Os textos, em sua maioria, provêm das versões em formato Word cedidas pelo autor, e em alguns casos foram editados a partir de publicações escaneadas ou da transcrição de conferências, por isso continham erros. Optamos por adaptar a redação para torná-la compreensível ao leitor internacional, mantendo, porém, expressões do castelhano da América Latina e gírias dos dois países onde o autor residiu — Colômbia e México; também foram respeitados alguns modismos, como por exemplo o uso de hífen em alguns prefixos (“des-territorializado”); muitas palavras em itálico, entre aspas ou até em maiúsculas também foram mantidas como no original. Quanto à bibliografia, uniformizou-se o sistema, e as referências foram reunidas ao final de cada capítulo1. As notas de rodapé incluem não apenas as referências bibliográficas, mas também comentários, referências laterais ou as já mencionadas Notas dos Organizadores. Em alguns capítulos, falta a página das citações literais, que não foi possível localizar, mas foram mantidas as aspas para deixar claro que se trata de referências textuais; em outros, os editores acrescentaram as obras referenciadas, o que pode fazer com que, em alguns casos, não seja a correta. Acreditamos que o livro está sendo publicado numa conjuntura muito oportuna.

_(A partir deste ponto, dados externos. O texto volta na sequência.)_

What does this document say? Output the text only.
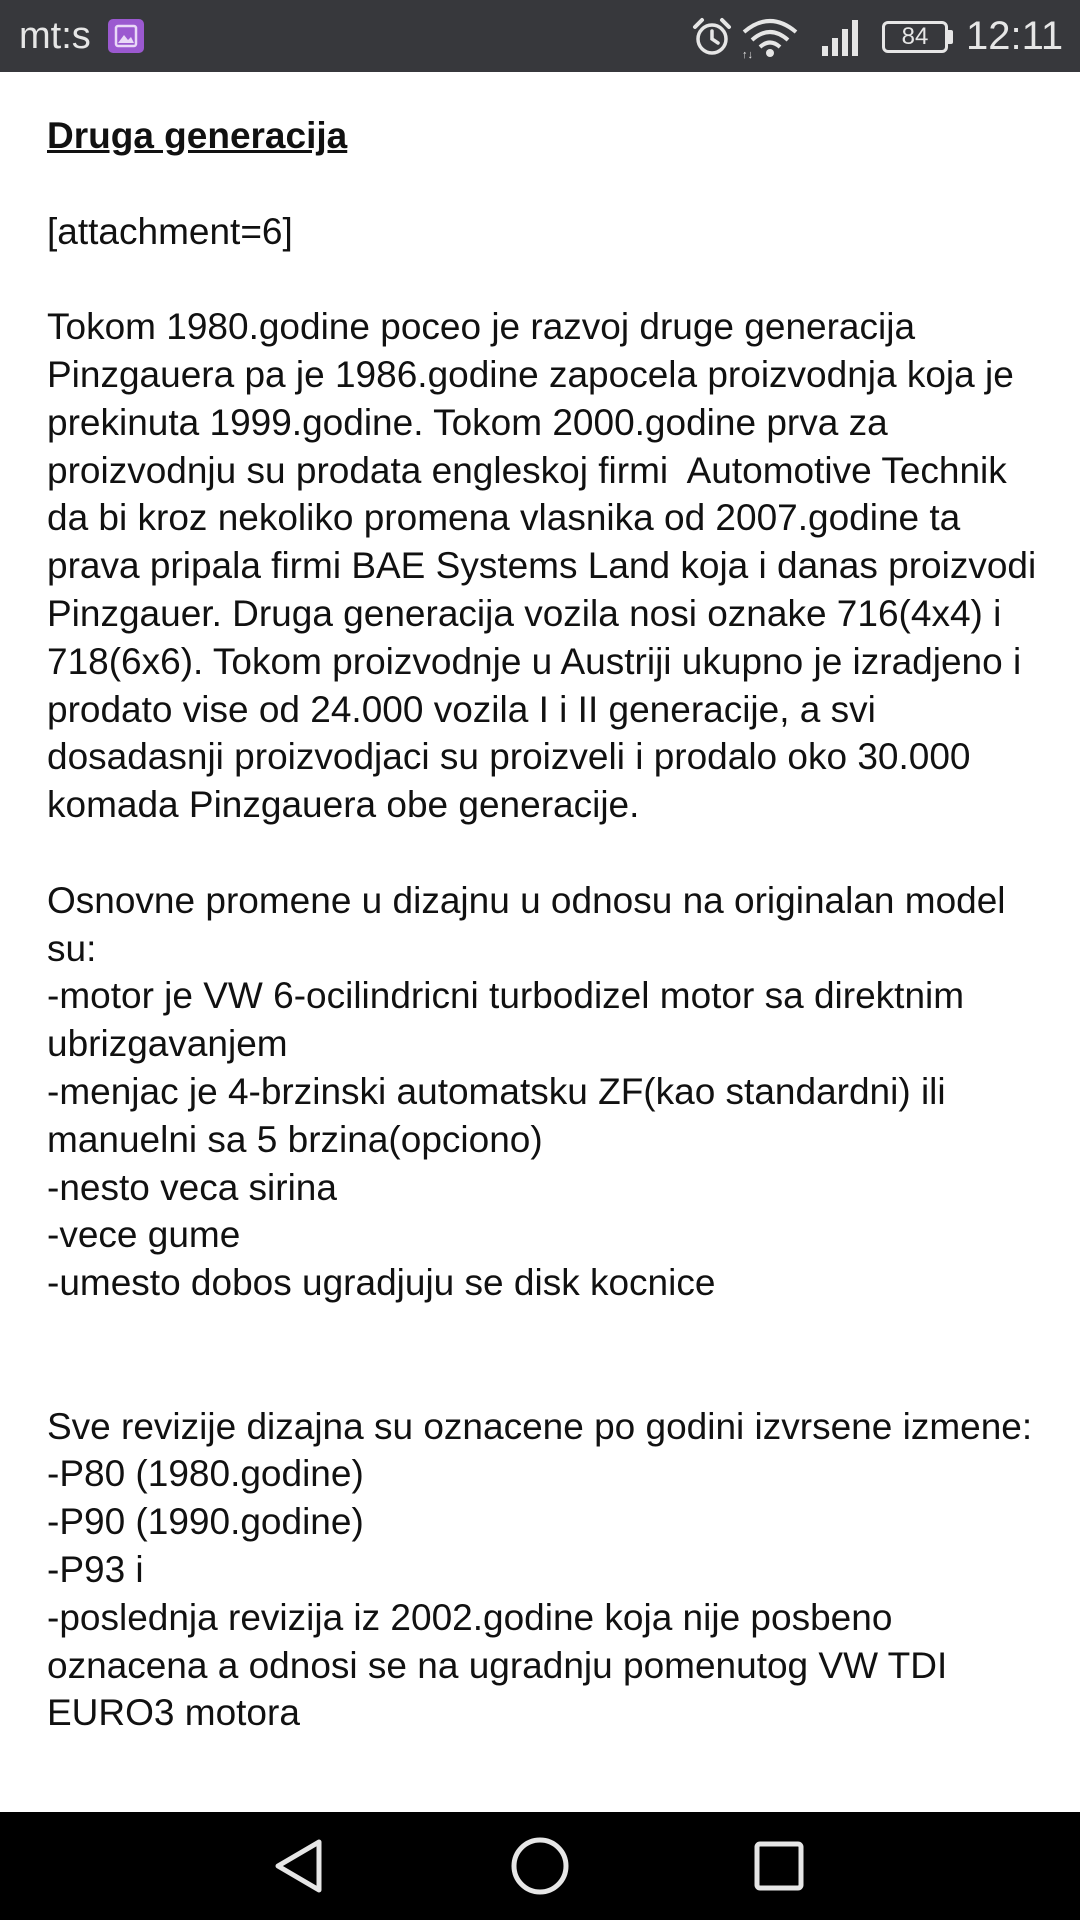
mt:s	↑↓
84 12:11
Druga generacija

[attachment=6]

Tokom 1980.godine poceo je razvoj druge generacija Pinzgauera pa je 1986.godine zapocela proizvodnja koja je prekinuta 1999.godine. Tokom 2000.godine prva za proizvodnju su prodata engleskoj firmi  Automotive Technik da bi kroz nekoliko promena vlasnika od 2007.godine ta prava pripala firmi BAE Systems Land koja i danas proizvodi Pinzgauer. Druga generacija vozila nosi oznake 716(4x4) i 718(6x6). Tokom proizvodnje u Austriji ukupno je izradjeno i prodato vise od 24.000 vozila I i II generacije, a svi dosadasnji proizvodjaci su proizveli i prodalo oko 30.000 komada Pinzgauera obe generacije.

Osnovne promene u dizajnu u odnosu na originalan model su:
-motor je VW 6-ocilindricni turbodizel motor sa direktnim ubrizgavanjem
-menjac je 4-brzinski automatsku ZF(kao standardni) ili manuelni sa 5 brzina(opciono)
-nesto veca sirina
-vece gume
-umesto dobos ugradjuju se disk kocnice

Sve revizije dizajna su oznacene po godini izvrsene izmene:
-P80 (1980.godine)
-P90 (1990.godine)
-P93 i
-poslednja revizija iz 2002.godine koja nije posbeno oznacena a odnosi se na ugradnju pomenutog VW TDI EURO3 motora
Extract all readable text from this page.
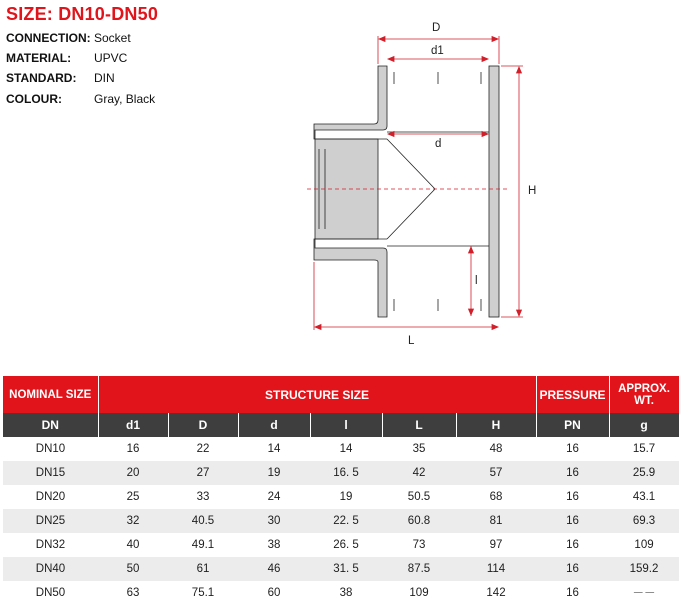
SIZE: DN10-DN50
CONNECTION: Socket
MATERIAL:	UPVC
STANDARD:	DIN
COLOUR:	Gray, Black
D
d1
d
H
l
L
NOMINAL SIZE	STRUCTURE SIZE						PRESSURE	APPROX. WT.
DN	d1	D	d	l	L	H	PN	g
DN10	16	22	14	14	35	48	16	15.7
DN15	20	27	19	16. 5	42	57	16	25.9
DN20	25	33	24	19	50.5	68	16	43.1
DN25	32	40.5	30	22. 5	60.8	81	16	69.3
DN32	40	49.1	38	26. 5	73	97	16	109
DN40	50	61	46	31. 5	87.5	114	16	159.2
DN50	63	75.1	60	38	109	142	16	－－
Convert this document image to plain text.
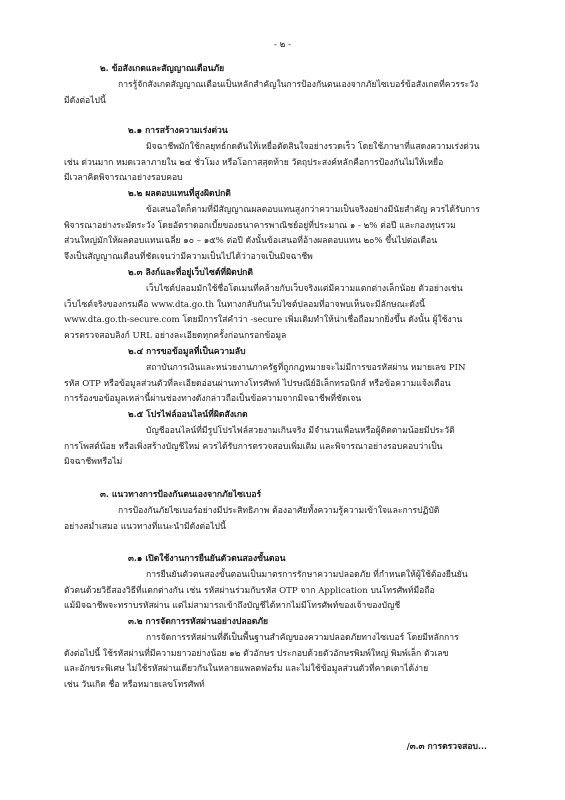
- ๒ -
๒. ข้อสังเกตและสัญญาณเตือนภัย
การรู้จักสังเกตสัญญาณเตือนเป็นหลักสำคัญในการป้องกันตนเองจากภัยไซเบอร์ข้อสังเกตที่ควรระวัง
มีดังต่อไปนี้
๒.๑ การสร้างความเร่งด่วน
มิจฉาชีพมักใช้กลยุทธ์กดดันให้เหยื่อตัดสินใจอย่างรวดเร็ว โดยใช้ภาษาที่แสดงความเร่งด่วน
เช่น ด่วนมาก หมดเวลาภายใน ๒๔ ชั่วโมง หรือโอกาสสุดท้าย วัตถุประสงค์หลักคือการป้องกันไม่ให้เหยื่อ
มีเวลาคิดพิจารณาอย่างรอบคอบ
๒.๒ ผลตอบแทนที่สูงผิดปกติ
ข้อเสนอใดก็ตามที่มีสัญญาณผลตอบแทนสูงกว่าความเป็นจริงอย่างมีนัยสำคัญ ควรได้รับการ
พิจารณาอย่างระมัดระวัง โดยอัตราดอกเบี้ยของธนาคารพาณิชย์อยู่ที่ประมาณ ๑ - ๒% ต่อปี และกองทุนรวม
ส่วนใหญ่มักให้ผลตอบแทนเฉลี่ย ๑๐ – ๑๕% ต่อปี ดังนั้นข้อเสนอที่อ้างผลตอบแทน ๒๐% ขึ้นไปต่อเดือน
จึงเป็นสัญญาณเตือนที่ชัดเจนว่ามีความเป็นไปได้ว่าอาจเป็นมิจฉาชีพ
๒.๓ ลิงก์และที่อยู่เว็บไซต์ที่ผิดปกติ
เว็บไซต์ปลอมมักใช้ชื่อโดเมนที่คล้ายกับเว็บจริงแต่มีความแตกต่างเล็กน้อย ตัวอย่างเช่น
เว็บไซต์จริงของกรมคือ www.dta.go.th ในทางกลับกันเว็บไซต์ปลอมที่อาจพบเห็นจะมีลักษณะดังนี้
www.dta.go.th-secure.com โดยมีการใส่คำว่า -secure เพิ่มเติมทำให้น่าเชื่อถือมากยิ่งขึ้น ดังนั้น ผู้ใช้งาน
ควรตรวจสอบลิงก์ URL อย่างละเอียดทุกครั้งก่อนกรอกข้อมูล
๒.๔ การขอข้อมูลที่เป็นความลับ
สถาบันการเงินและหน่วยงานภาครัฐที่ถูกกฎหมายจะไม่มีการขอรหัสผ่าน หมายเลข PIN
รหัส OTP หรือข้อมูลส่วนตัวที่ละเอียดอ่อนผ่านทางโทรศัพท์ ไปรษณีย์อิเล็กทรอนิกส์ หรือข้อความแจ้งเตือน
การร้องขอข้อมูลเหล่านี้ผ่านช่องทางดังกล่าวถือเป็นข้อความจากมิจฉาชีพที่ชัดเจน
๒.๕ โปรไฟล์ออนไลน์ที่ผิดสังเกต
บัญชีออนไลน์ที่มีรูปโปรไฟล์สวยงามเกินจริง มีจำนวนเพื่อนหรือผู้ติดตามน้อยมีประวัติ
การโพสต์น้อย หรือเพิ่งสร้างบัญชีใหม่ ควรได้รับการตรวจสอบเพิ่มเติม และพิจารณาอย่างรอบคอบว่าเป็น
มิจฉาชีพหรือไม่
๓. แนวทางการป้องกันตนเองจากภัยไซเบอร์
การป้องกันภัยไซเบอร์อย่างมีประสิทธิภาพ ต้องอาศัยทั้งความรู้ความเข้าใจและการปฏิบัติ
อย่างสม่ำเสมอ แนวทางที่แนะนำมีดังต่อไปนี้
๓.๑ เปิดใช้งานการยืนยันตัวตนสองขั้นตอน
การยืนยันตัวตนสองขั้นตอนเป็นมาตรการรักษาความปลอดภัย ที่กำหนดให้ผู้ใช้ต้องยืนยัน
ตัวตนด้วยวิธีสองวิธีที่แตกต่างกัน เช่น รหัสผ่านร่วมกับรหัส OTP จาก Application บนโทรศัพท์มือถือ
แม้มิจฉาชีพจะทราบรหัสผ่าน แต่ไม่สามารถเข้าถึงบัญชีได้หากไม่มีโทรศัพท์ของเจ้าของบัญชี
๓.๒ การจัดการรหัสผ่านอย่างปลอดภัย
การจัดการรหัสผ่านที่ดีเป็นพื้นฐานสำคัญของความปลอดภัยทางไซเบอร์ โดยมีหลักการ
ดังต่อไปนี้ ใช้รหัสผ่านที่มีความยาวอย่างน้อย ๑๒ ตัวอักษร ประกอบด้วยตัวอักษรพิมพ์ใหญ่ พิมพ์เล็ก ตัวเลข
และอักขระพิเศษ ไม่ใช้รหัสผ่านเดียวกันในหลายแพลตฟอร์ม และไม่ใช้ข้อมูลส่วนตัวที่คาดเดาได้ง่าย
เช่น วันเกิด ชื่อ หรือหมายเลขโทรศัพท์
/๓.๓ การตรวจสอบ...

Num momento em que os Millennials são retratados com base em estereótipos e generalizações, caricaturando de forma idealizada ou alarmista o uso e abuso que fazem das TIC, resgatar o pensamento precursor de Martín-Barbero, construído nos primórdios da emergência da cultura digital, pode ser um antídoto crítico contra toda forma de pensamento único ou de pensamento fraco. É uma honra reunir aqui os textos desse autor fundamental, os quais esperamos que tenham um longo percurso.
Barcelona — Buenos Aires, julho de 2017
1 Para a edição brasileira, optou-se por colocar as referências em notas de rodapé e reunidas no final de cada texto. [N. E.]